The land’s ecosystems are fast approaching a “temperature tipping point”, beyond which they could switch from soaking up CO2 to releasing it to the atmosphere, a new study finds.

The research studies how plants and soils are likely to respond to rapidly increasing temperatures over the coming decades.  

At present, the land provides a “climate service” by absorbing around 30 per cent of the emissions caused by humans each year.

Trees take in CO2 when they carry out photosynthesis – the process where plants absorb CO2 in order to build new materials, such as shoots, roots and leaves. This means that, as long as forests remain intact, they can act as long-term “sinks” of CO2.

However, rising temperatures threaten land’s ability to absorb CO2. One reason for this is that temperature plays a chief role in moderating photosynthesis.

The new research, published in the journal Science Advances, uses a major global dataset to study how the land is responding to temperature change.

Dr Katharyn Duffy, lead author and postdoctoral scientist at Northern Arizona University, told The Independent: “Unlike other tipping elements in the Earth system, the climate tipping point for the terrestrial biosphere could be exceptionally close – 20-30 years away – without action.”

Her research finds that, globally, plant photosynthesis is at its most optimal rate at temperatures of around 18C for “C3 plants” and 28C for “C4 plants”. (Around 85 per cent of plant species are C3 plants.)

Beyond these temperatures, rates of photosynthesis – and hence the ability of land to store carbon – start to decline.
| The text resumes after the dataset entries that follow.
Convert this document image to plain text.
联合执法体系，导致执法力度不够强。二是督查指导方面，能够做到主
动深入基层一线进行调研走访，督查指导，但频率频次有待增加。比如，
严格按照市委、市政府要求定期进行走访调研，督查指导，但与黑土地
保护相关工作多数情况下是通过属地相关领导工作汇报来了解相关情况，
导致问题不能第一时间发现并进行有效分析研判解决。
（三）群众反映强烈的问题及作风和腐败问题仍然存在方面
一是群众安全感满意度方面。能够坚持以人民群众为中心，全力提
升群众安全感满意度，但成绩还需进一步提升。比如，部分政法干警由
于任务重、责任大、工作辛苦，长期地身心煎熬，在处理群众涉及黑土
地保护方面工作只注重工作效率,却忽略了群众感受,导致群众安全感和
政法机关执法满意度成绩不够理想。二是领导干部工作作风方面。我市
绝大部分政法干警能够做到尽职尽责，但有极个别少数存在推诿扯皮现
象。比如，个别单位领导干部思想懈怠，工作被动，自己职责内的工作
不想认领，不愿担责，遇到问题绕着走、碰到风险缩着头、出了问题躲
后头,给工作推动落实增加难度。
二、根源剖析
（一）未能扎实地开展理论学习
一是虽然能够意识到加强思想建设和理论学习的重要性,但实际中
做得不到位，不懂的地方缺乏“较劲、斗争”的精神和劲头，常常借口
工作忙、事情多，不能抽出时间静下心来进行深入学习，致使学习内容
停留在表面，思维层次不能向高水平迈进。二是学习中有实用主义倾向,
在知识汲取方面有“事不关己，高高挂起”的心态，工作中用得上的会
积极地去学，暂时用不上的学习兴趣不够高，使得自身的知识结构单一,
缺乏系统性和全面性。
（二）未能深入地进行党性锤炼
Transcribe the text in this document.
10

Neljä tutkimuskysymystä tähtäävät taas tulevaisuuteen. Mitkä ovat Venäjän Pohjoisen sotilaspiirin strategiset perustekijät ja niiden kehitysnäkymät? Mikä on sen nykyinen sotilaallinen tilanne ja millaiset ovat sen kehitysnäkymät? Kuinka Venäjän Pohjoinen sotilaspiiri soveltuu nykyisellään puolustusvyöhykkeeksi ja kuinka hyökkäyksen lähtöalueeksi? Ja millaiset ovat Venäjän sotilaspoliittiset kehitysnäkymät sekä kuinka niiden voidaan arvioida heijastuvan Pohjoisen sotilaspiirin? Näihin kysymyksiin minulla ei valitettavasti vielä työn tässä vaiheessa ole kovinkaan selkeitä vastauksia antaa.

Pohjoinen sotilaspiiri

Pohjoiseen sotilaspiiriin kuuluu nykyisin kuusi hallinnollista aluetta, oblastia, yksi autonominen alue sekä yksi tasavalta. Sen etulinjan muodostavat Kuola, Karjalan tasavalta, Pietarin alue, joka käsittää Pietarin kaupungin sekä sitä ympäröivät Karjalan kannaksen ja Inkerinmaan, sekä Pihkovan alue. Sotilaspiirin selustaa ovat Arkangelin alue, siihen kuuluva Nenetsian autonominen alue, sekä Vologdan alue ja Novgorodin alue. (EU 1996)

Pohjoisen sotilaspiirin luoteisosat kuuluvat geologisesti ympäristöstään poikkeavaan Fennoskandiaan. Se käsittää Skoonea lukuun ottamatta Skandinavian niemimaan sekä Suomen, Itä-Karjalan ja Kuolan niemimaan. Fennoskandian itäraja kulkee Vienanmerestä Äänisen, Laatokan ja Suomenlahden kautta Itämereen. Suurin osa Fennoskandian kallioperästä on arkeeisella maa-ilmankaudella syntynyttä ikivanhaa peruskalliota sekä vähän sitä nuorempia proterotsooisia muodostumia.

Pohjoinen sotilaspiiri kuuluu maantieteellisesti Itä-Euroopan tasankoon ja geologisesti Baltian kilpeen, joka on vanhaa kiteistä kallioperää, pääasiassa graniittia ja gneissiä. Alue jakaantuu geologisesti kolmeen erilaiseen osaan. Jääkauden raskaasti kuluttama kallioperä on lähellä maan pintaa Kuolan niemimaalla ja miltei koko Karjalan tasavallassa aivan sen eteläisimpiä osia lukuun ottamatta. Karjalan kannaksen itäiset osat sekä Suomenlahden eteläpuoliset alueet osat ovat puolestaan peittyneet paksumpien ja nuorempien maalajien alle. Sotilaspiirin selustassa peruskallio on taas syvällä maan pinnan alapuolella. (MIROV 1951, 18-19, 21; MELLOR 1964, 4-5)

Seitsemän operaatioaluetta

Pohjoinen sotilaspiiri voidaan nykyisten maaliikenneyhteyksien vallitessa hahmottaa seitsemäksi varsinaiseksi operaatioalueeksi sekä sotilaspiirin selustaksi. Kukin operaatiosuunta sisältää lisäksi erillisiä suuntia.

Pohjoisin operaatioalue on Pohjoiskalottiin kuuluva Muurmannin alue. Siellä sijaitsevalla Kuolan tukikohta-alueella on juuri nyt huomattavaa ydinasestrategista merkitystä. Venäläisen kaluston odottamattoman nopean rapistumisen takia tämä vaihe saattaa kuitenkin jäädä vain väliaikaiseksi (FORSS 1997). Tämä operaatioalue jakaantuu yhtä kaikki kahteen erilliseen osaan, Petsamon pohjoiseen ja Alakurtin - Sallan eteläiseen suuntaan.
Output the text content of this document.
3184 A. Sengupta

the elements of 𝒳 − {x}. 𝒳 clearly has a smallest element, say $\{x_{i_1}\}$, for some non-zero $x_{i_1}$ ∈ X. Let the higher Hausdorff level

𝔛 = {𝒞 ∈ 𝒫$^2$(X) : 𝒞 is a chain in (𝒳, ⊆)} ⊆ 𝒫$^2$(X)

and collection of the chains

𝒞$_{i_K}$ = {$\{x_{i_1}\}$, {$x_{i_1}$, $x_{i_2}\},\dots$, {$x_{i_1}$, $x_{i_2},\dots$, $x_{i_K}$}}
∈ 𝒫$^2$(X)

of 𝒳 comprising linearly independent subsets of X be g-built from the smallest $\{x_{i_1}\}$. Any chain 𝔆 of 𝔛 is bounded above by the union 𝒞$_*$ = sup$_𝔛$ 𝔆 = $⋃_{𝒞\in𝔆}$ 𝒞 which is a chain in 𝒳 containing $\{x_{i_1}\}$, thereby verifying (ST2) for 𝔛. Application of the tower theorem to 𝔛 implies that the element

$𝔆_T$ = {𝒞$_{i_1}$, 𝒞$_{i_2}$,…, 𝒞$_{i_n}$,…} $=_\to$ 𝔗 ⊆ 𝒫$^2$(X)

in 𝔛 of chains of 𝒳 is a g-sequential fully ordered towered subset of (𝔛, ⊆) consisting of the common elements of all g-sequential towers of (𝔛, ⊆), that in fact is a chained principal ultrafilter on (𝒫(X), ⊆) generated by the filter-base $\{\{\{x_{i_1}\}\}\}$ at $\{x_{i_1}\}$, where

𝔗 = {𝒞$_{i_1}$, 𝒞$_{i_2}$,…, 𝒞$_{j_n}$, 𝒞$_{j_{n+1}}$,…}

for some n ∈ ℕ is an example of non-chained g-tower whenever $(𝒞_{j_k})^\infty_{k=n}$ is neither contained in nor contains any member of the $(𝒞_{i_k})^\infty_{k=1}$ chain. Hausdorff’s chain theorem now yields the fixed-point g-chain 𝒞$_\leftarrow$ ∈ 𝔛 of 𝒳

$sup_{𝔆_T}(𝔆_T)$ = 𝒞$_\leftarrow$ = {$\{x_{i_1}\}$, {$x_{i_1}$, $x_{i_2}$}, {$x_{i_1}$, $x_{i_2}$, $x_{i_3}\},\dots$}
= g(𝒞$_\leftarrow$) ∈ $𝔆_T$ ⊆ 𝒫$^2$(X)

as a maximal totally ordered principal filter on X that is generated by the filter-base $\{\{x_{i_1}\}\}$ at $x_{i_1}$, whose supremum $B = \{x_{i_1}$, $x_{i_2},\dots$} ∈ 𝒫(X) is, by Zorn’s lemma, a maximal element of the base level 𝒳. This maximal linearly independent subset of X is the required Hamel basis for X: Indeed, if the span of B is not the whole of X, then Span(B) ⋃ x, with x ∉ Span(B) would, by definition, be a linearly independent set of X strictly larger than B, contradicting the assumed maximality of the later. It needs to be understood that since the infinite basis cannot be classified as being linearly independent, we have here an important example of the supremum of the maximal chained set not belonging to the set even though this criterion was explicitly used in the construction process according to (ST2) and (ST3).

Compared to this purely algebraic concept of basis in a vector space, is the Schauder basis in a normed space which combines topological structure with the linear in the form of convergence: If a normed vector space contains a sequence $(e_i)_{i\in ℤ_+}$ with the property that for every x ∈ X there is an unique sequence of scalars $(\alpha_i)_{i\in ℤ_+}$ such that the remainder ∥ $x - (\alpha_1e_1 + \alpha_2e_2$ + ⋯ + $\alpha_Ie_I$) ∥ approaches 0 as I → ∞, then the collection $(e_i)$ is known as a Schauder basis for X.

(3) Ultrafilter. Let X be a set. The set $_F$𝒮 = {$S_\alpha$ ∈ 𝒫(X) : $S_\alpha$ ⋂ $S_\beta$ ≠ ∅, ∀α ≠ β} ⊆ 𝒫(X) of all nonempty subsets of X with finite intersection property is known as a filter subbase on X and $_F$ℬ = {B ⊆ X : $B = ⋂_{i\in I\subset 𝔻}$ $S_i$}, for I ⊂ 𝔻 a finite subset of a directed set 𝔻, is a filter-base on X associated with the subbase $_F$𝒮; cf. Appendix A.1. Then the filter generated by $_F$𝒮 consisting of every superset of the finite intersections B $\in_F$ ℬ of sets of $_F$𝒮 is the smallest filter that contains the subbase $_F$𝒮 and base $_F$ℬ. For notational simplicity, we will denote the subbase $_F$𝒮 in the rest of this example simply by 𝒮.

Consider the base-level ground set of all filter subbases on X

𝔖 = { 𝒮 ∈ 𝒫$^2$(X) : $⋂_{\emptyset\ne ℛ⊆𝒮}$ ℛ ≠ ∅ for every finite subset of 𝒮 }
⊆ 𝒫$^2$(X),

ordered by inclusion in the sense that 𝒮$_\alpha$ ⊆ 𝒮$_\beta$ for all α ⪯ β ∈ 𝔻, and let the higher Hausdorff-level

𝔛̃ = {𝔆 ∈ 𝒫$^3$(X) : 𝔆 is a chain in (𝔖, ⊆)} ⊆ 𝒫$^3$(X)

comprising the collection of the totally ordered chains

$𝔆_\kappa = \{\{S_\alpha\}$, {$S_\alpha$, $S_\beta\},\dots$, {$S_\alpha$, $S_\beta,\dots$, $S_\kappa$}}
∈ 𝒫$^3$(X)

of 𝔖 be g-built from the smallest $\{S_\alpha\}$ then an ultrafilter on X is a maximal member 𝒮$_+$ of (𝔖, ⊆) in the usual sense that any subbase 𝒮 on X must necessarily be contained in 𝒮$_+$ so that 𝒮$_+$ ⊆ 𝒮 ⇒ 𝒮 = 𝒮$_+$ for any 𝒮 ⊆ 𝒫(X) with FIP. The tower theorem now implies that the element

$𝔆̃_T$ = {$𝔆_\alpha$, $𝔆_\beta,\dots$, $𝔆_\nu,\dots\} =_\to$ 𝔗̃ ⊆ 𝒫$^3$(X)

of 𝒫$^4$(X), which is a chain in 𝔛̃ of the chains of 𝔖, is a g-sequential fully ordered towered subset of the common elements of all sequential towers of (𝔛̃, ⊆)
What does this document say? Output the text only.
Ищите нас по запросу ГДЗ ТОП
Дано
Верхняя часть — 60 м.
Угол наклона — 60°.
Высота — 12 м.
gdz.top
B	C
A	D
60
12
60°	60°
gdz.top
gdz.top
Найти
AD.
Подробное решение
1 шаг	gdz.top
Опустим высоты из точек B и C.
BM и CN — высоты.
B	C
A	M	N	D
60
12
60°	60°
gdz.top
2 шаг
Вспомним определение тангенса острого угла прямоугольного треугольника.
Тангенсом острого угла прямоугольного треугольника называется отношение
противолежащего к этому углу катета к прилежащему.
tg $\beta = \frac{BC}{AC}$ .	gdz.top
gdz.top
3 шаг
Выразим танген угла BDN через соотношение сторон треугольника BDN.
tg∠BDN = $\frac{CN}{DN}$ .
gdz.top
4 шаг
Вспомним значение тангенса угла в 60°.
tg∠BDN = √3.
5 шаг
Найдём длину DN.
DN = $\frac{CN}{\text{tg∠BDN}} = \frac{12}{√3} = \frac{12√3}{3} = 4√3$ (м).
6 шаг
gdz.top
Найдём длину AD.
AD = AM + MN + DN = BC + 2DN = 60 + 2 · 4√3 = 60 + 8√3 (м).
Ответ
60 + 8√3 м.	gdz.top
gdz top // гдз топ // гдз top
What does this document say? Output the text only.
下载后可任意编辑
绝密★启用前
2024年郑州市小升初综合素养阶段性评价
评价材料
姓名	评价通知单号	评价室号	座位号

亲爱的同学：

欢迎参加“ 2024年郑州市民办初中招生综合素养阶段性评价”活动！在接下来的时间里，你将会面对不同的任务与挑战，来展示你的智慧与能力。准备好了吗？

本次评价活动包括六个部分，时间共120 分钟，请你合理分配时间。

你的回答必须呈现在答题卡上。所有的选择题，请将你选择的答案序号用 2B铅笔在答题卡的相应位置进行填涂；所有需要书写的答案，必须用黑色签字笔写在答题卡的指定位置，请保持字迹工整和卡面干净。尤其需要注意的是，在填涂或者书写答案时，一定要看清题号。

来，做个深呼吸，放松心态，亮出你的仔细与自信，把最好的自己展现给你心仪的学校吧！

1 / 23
By contrast, rates of plant respiration continue to increase as temperatures rise. Plant respiration, the process by which plants produce energy for growth, causes CO2 to be released into the atmosphere.

The point at which respiration rates start to exceed photosynthesis rates occurs around 25C, according to the results. This “constitutes a powerful tipping point for the land sink of carbon”, the authors say, beyond which the ability of plants to absorb CO2 could start to rapidly decline.  

At present, less than 10 per cent of land ecosystems experience temperatures that are past the optimum for photosynthesis.

However, if future greenhouse gas emissions are very high, up to half of land ecosystems could regularly experience intolerable temperatures by the end of century, according to the results.

“The 'buffer' or 'discount' against carbon emissions that we currently receive from the biosphere is more fragile than we previously realised,” said Dr Duffy.  

In addition, some of the first ecosystems to see intolerable temperatures will be those that currently hold the most carbon, according to the results. This includes the Amazon and other rainforests in southeast Asia.

As a result of this, the ability of the land to store carbon could be nearly halved by the middle of the century, the study says.

The research makes an “important contribution” to helping scientists understand how the land will respond to temperature rise, says Dr Martin Sullivan, an ecologist at Manchester Metropolitan University, who was not involved in the study.

“The temperature sensitivity of the land carbon sink is a major uncertainty in climate models,” he told The Independent.

Climate models are tools used by scientists to simulate how the world is likely to respond to greenhouse gas emissions.  

However, it is worth noting that the global dataset used in the study uses “very few samples from tropical regions”, Dr Sullivan added. This means that it is still not fully understood how tropical forests are responding to rising temperatures, he said.